Q. このCVEに対応するために最低限すべきことは何ですか?

A. まずSTEP 3で自分の環境のバージョンを確認し、脆弱ならSTEP 4の修正を適用してください。バージョン確認とアップグレードコマンドは本記事に記載しています。

Q. パッチが適用できない場合、どうすればよいですか?

A. 公式の暫定対応はありません。可能な限りネットワーク制限やAPIアクセス制御を設定し、該当機能の利用を控えてください。早急なパッチ適用を推奨します。

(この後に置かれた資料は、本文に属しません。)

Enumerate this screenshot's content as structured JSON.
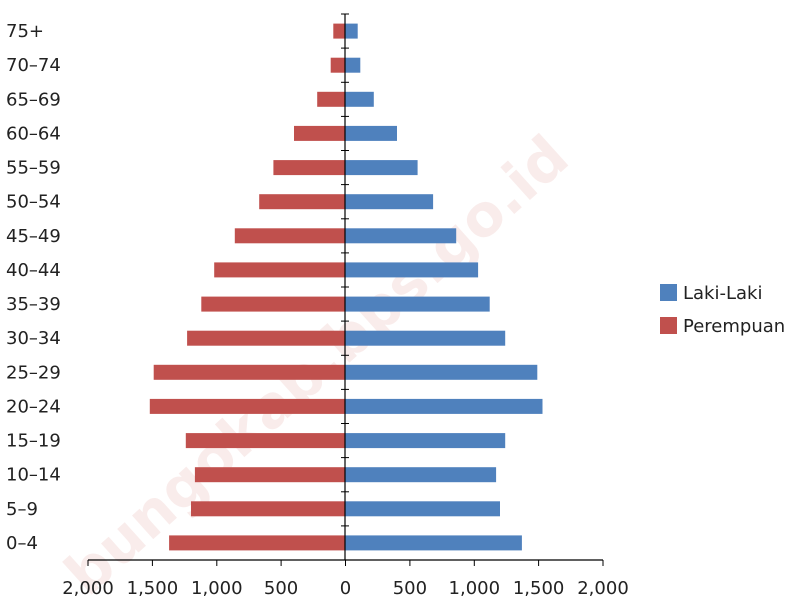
{
  "watermark": "bungokab.bps.go.id",
  "chart_data": {
    "type": "bar",
    "orientation": "horizontal",
    "layout": "population-pyramid",
    "title": "",
    "xlabel": "",
    "ylabel": "",
    "categories": [
      "0–4",
      "5–9",
      "10–14",
      "15–19",
      "20–24",
      "25–29",
      "30–34",
      "35–39",
      "40–44",
      "45–49",
      "50–54",
      "55–59",
      "60–64",
      "65–69",
      "70–74",
      "75+"
    ],
    "series": [
      {
        "name": "Laki-Laki",
        "side": "right",
        "color": "#4f81bd",
        "values": [
          1370,
          1200,
          1170,
          1240,
          1530,
          1490,
          1240,
          1120,
          1030,
          860,
          680,
          560,
          400,
          220,
          115,
          95
        ]
      },
      {
        "name": "Perempuan",
        "side": "left",
        "color": "#c0504d",
        "values": [
          1370,
          1200,
          1170,
          1240,
          1520,
          1490,
          1230,
          1120,
          1020,
          860,
          670,
          560,
          400,
          220,
          115,
          95
        ]
      }
    ],
    "xlim": [
      -2000,
      2000
    ],
    "xticks": [
      -2000,
      -1500,
      -1000,
      -500,
      0,
      500,
      1000,
      1500,
      2000
    ],
    "xtick_labels": [
      "2,000",
      "1,500",
      "1,000",
      "500",
      "0",
      "500",
      "1,000",
      "1,500",
      "2,000"
    ],
    "grid": false,
    "legend_position": "right"
  }
}
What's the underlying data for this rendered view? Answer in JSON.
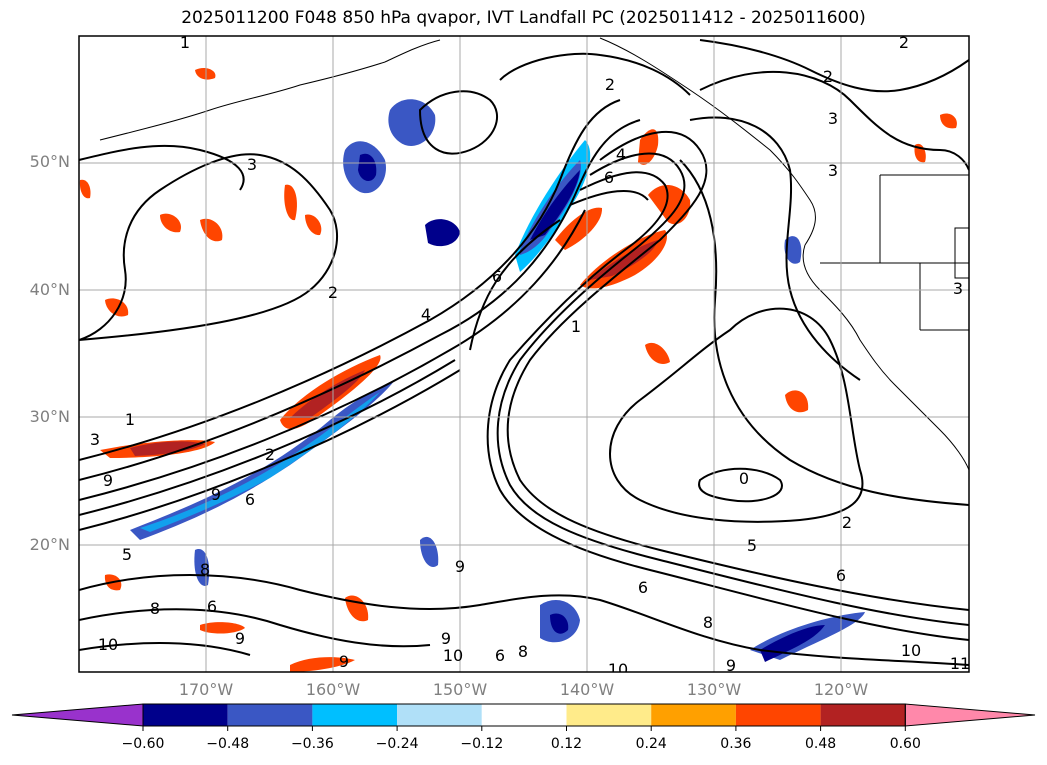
{
  "title": "2025011200 F048 850 hPa qvapor, IVT Landfall PC (2025011412 - 2025011600)",
  "map": {
    "lat_labels": [
      "50°N",
      "40°N",
      "30°N",
      "20°N"
    ],
    "lon_labels": [
      "170°W",
      "160°W",
      "150°W",
      "140°W",
      "130°W",
      "120°W"
    ],
    "extent": {
      "lon_min": -180,
      "lon_max": -110,
      "lat_min": 10,
      "lat_max": 60
    },
    "contour_color": "#000000",
    "gridline_color": "#a9a9a9",
    "contour_labels": [
      "1",
      "2",
      "3",
      "3",
      "2",
      "3",
      "3",
      "2",
      "6",
      "4",
      "1",
      "6",
      "1",
      "3",
      "2",
      "9",
      "9",
      "9",
      "6",
      "5",
      "8",
      "6",
      "9",
      "8",
      "9",
      "9",
      "10",
      "10",
      "6",
      "8",
      "10",
      "0",
      "2",
      "5",
      "6",
      "8",
      "9",
      "10",
      "11",
      "4",
      "6",
      "2"
    ]
  },
  "colorbar": {
    "ticks": [
      "−0.60",
      "−0.48",
      "−0.36",
      "−0.24",
      "−0.12",
      "0.12",
      "0.24",
      "0.36",
      "0.48",
      "0.60"
    ],
    "colors": [
      "#9932cc",
      "#00008b",
      "#3a57c4",
      "#00bfff",
      "#b0e0f8",
      "#ffffff",
      "#ffeb8a",
      "#ffa000",
      "#ff4500",
      "#b22222",
      "#ff88aa"
    ]
  }
}
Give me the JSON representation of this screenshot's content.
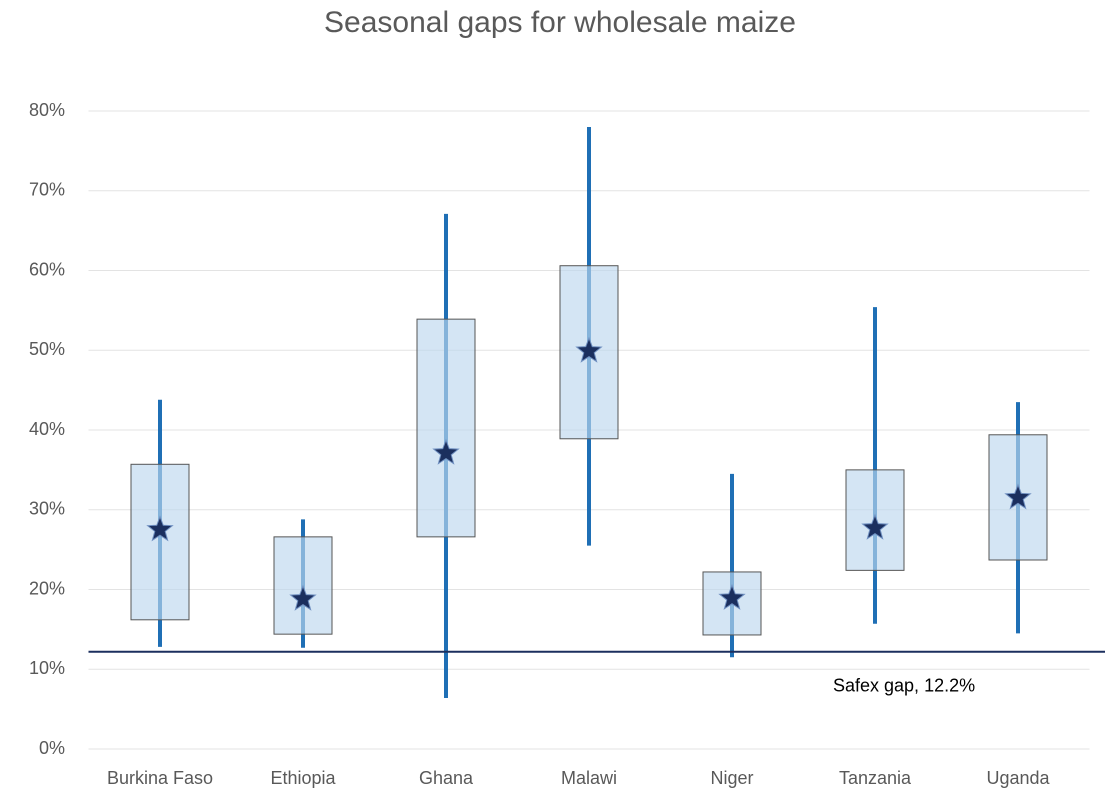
{
  "chart_data": {
    "type": "box",
    "title": "Seasonal gaps for wholesale maize",
    "categories": [
      "Burkina Faso",
      "Ethiopia",
      "Ghana",
      "Malawi",
      "Niger",
      "Tanzania",
      "Uganda"
    ],
    "min": [
      12.8,
      12.7,
      6.4,
      25.5,
      11.5,
      15.7,
      14.5
    ],
    "q1": [
      16.2,
      14.4,
      26.6,
      38.9,
      14.3,
      22.4,
      23.7
    ],
    "center": [
      27.5,
      18.8,
      37.1,
      49.9,
      18.9,
      27.7,
      31.5
    ],
    "q3": [
      35.7,
      26.6,
      53.9,
      60.6,
      22.2,
      35.0,
      39.4
    ],
    "max": [
      43.8,
      28.8,
      67.1,
      78.0,
      34.5,
      55.4,
      43.5
    ],
    "whisker_color": "#1f6fb5",
    "box_color": "#bdd7ee",
    "marker_color": "#1b2f5e",
    "reference_line": {
      "value": 12.2,
      "label": "Safex gap, 12.2%",
      "color": "#1b2f5e"
    },
    "ylim": [
      0,
      80
    ],
    "yticks": [
      {
        "value": 0,
        "label": "0%"
      },
      {
        "value": 10,
        "label": "10%"
      },
      {
        "value": 20,
        "label": "20%"
      },
      {
        "value": 30,
        "label": "30%"
      },
      {
        "value": 40,
        "label": "40%"
      },
      {
        "value": 50,
        "label": "50%"
      },
      {
        "value": 60,
        "label": "60%"
      },
      {
        "value": 70,
        "label": "70%"
      },
      {
        "value": 80,
        "label": "80%"
      }
    ],
    "grid": true
  }
}
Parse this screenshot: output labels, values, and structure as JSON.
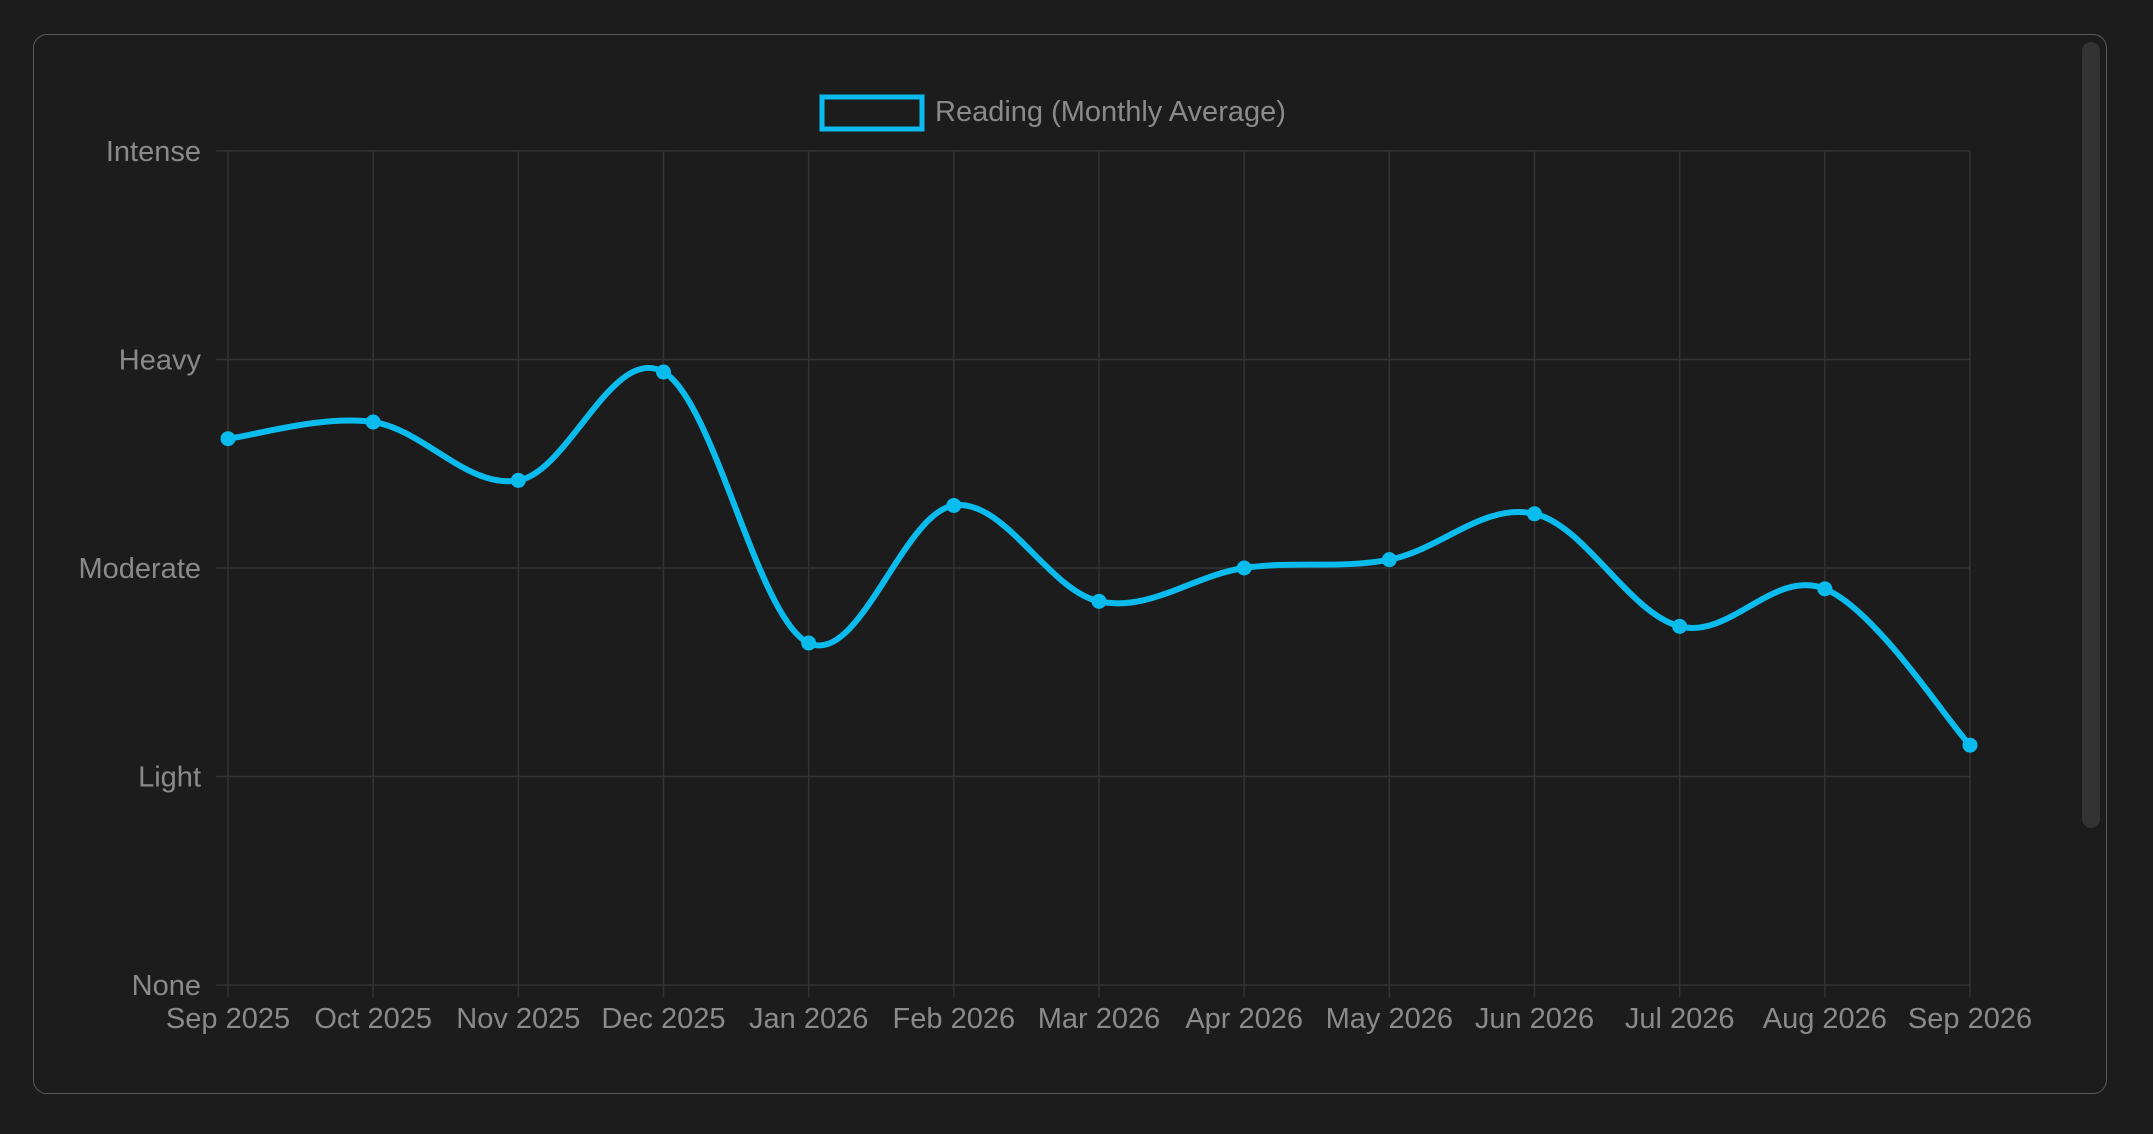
{
  "chart_data": {
    "type": "line",
    "categories": [
      "Sep 2025",
      "Oct 2025",
      "Nov 2025",
      "Dec 2025",
      "Jan 2026",
      "Feb 2026",
      "Mar 2026",
      "Apr 2026",
      "May 2026",
      "Jun 2026",
      "Jul 2026",
      "Aug 2026",
      "Sep 2026"
    ],
    "y_levels": [
      "None",
      "Light",
      "Moderate",
      "Heavy",
      "Intense"
    ],
    "ylim": [
      0,
      4
    ],
    "series": [
      {
        "name": "Reading (Monthly Average)",
        "color": "#0abcee",
        "values": [
          2.62,
          2.7,
          2.42,
          2.94,
          1.64,
          2.3,
          1.84,
          2.0,
          2.04,
          2.26,
          1.72,
          1.9,
          1.15
        ]
      }
    ],
    "grid": true,
    "legend_position": "top-center"
  }
}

Q. 既に攻撃を受けているか確認する方法はありますか?

A. ベンダー公式情報に直接的な侵入痕跡検出方法の記載はありませんが、ログ監査で異常なSQL文実行や不審なAPIアクセスを探してください。Exploitタグが付いているため監視は必須です。

Q. なぜEPSSスコアが重要なのですか?

A. CVSSは理論上のリスクを示しますが、EPSSは実際に悪用される確率を示します。両方を参照することで、修正の優先度をより正確に判断できます。

Q. このCVEと類似の脆弱性は他にもありますか?

A. CWE-89のSQLインジェクションは同様の仕組みで多くのアプリケーションに存在します。特にLLMが生成するSQLを検証せず直接実行する設計は危険です。対策経験のある脆弱性と類似しています。

参考文献

本記事に関連するキーワードから、他のAIセキュリティ記事を探せます。

2026-05-13 追記

本記事の公開後、以下の重要な変化が確認されました(公開からの経過: 0日)。

項目 公開時点 2026-05-13時点 変化の意味
結論ボックスの修正バージョンが未記入 ベンダーアドバイザリ参照 1.7.1 以降が修正版(affected範囲外) 公開時は修正版情報が結論ボックスにテンプレ文字列のまま残っていた。現在は具体的な修正版が判明(記事生成時の凡ミス補正)

結論ボックスの修正バージョンが未記入

記事公開時には、結論ボックスにおいて修正版バージョンの箇所が「ベンダーアドバイザリ参照」となっており、具体的な修正版バージョンが記載されていませんでした。今回の修正により、「1.7.1 以降が修正版(affected範囲外)」と、明確なバージョン番号が追記されました。

この修正は、読者がどのバージョンへのアップデートが必須か迅速に把握できるようにするために重要です。特に、高リスクの脆弱性(CVSS 8.8)であるため、影響を受けるバージョンを運用している場合は、速やかに1.7.1以上へのアップグレードを行うことを強く推奨します。既に1.7.1以降を利用している場合は追加対応不要ですが、バージョン管理と脆弱性対応策の明確化が進み、運用の安全性向上につながります。